South Africa mulls $1.2bn bailout package for embattled national airline

The relief package will provide the airline funds to repay its debt and resume operations

FILE PHOTO: Passengers board a South African Airways plane at the Port Elizabeth International Airport in the Eastern Cape province, South Africa, September 30, 2018. REUTERS/Siphiwe Sibeko/File Photo
Powered by automated translation

The administrators running South Africa’s embattled national airline have proposed to the government to provide a 21 billion rand ($1.2bn/Dh4.4bn) bailout to help repay debt and resume operations after the lifting of Covid-19 travel bans.

The plan includes about 17bn rand that will go toward repaying South African Airways creditors, according to a draft copy seen by Bloomberg. As much as 2bn rand will be used for retrenchments and a further 2bn rand will be provided for working capital.

The draft plan “is for discussion purposes only and we await comment from the affected persons,” a spokeswoman for the administrators said, adding that the team has until June 8 to finalise a rescue proposal.

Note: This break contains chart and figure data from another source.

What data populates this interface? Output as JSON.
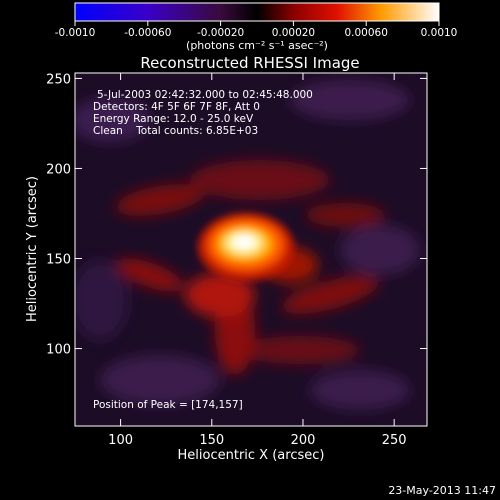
{
  "colorbar": {
    "ticks": [
      "-0.0010",
      "-0.00060",
      "-0.00020",
      "0.00020",
      "0.00060",
      "0.0010"
    ],
    "unit_label": "(photons cm⁻² s⁻¹ asec⁻²)"
  },
  "image": {
    "title": "Reconstructed RHESSI Image",
    "info": [
      "5-Jul-2003 02:42:32.000 to 02:45:48.000",
      "Detectors: 4F 5F 6F 7F 8F, Att 0",
      "Energy Range: 12.0 - 25.0 keV",
      "Clean    Total counts: 6.85E+03"
    ],
    "peak_text": "Position of Peak = [174,157]",
    "peak": {
      "x": 174,
      "y": 157
    }
  },
  "axes": {
    "xlabel": "Heliocentric X (arcsec)",
    "ylabel": "Heliocentric Y (arcsec)",
    "x_ticks": [
      "100",
      "150",
      "200",
      "250"
    ],
    "y_ticks": [
      "100",
      "150",
      "200",
      "250"
    ],
    "xlim": [
      75,
      268
    ],
    "ylim": [
      57,
      253
    ]
  },
  "footer": {
    "timestamp": "23-May-2013 11:47"
  },
  "colors": {
    "background": "#000000",
    "text": "#ffffff"
  }
}
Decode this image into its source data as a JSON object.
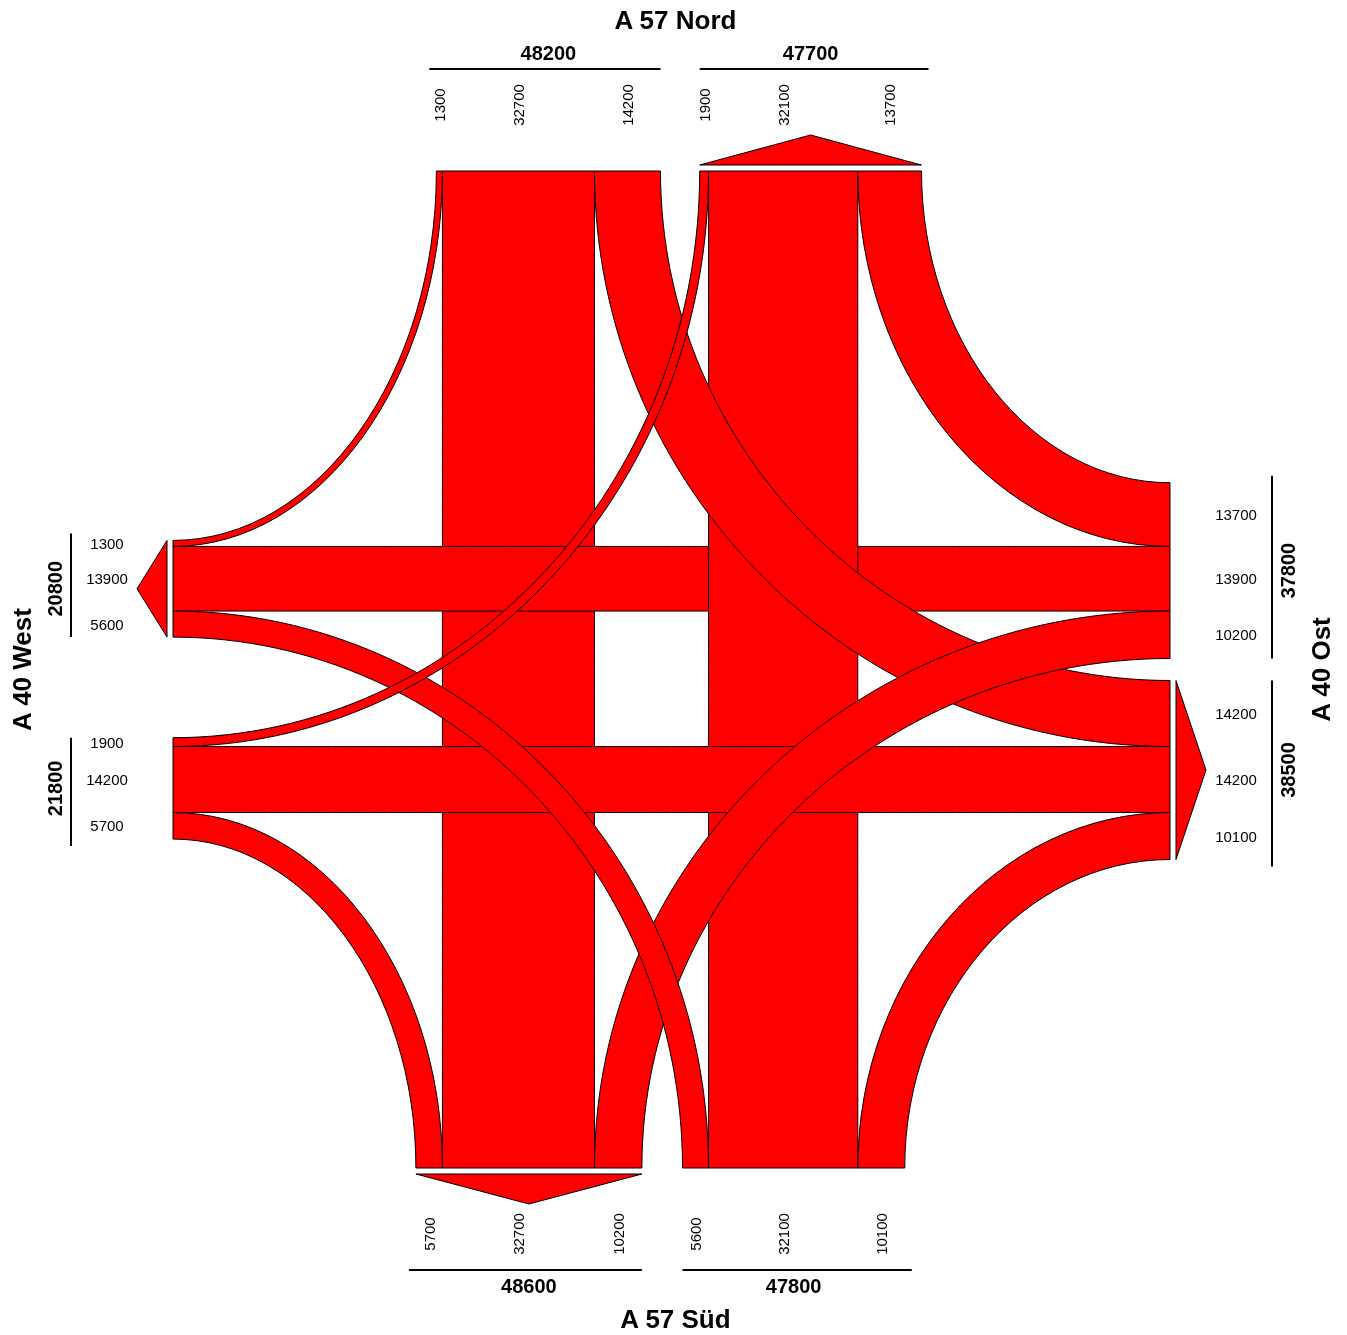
{
  "chart_data": {
    "type": "other",
    "categories": [
      "A 57 Nord",
      "A 40 Ost",
      "A 57 Süd",
      "A 40 West"
    ],
    "series": [
      {
        "values": [
          1300,
          13700,
          10100,
          5700
        ]
      },
      {
        "values": [
          32700,
          13900,
          32100,
          14200
        ]
      },
      {
        "values": [
          14200,
          10200,
          5600,
          1900
        ]
      },
      {
        "values": [
          13700,
          10100,
          5700,
          1300
        ]
      },
      {
        "values": [
          32100,
          14200,
          32700,
          13900
        ]
      },
      {
        "values": [
          1900,
          14200,
          10200,
          5600
        ]
      }
    ],
    "data_labels": true,
    "totals": [
      [
        "48200",
        "47700"
      ],
      [
        "37800",
        "38500"
      ],
      [
        "47800",
        "48600"
      ],
      [
        "21800",
        "20800"
      ]
    ],
    "color": "#ff0000"
  }
}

South Africa’s public enterprises ministry, which is responsible for SAA, has not yet discussed the draft plan, spokesman Sam Mkokeli said. The National Treasury said earlier this year it would allocate funds to repay creditors as the airline’s debt is government guaranteed.

While the funding agreement has yet to be finalised, a deal of this nature would bring to an end an impasse between the government and SAA’s business-rescue team over the airline’s future. The administrators, appointed in December, had an earlier request for state funding rejected in April, and subsequently proposed firing the entire workforce to stave off liquidation.

Public enterprises minister, Pravin Gordhan, strongly objected to that plan, and announced his ambitions for the creation of a new airline, starting off a fresh round of talks.

SAA’s commercial passenger planes have been grounded since late March, when the government closed borders for non-urgent travel to contain the coronavirus. Some domestic flights are being allowed to operate as of Monday for business purposes, though SAA had previously reduced its local services to a single Johannesburg-Cape Town route.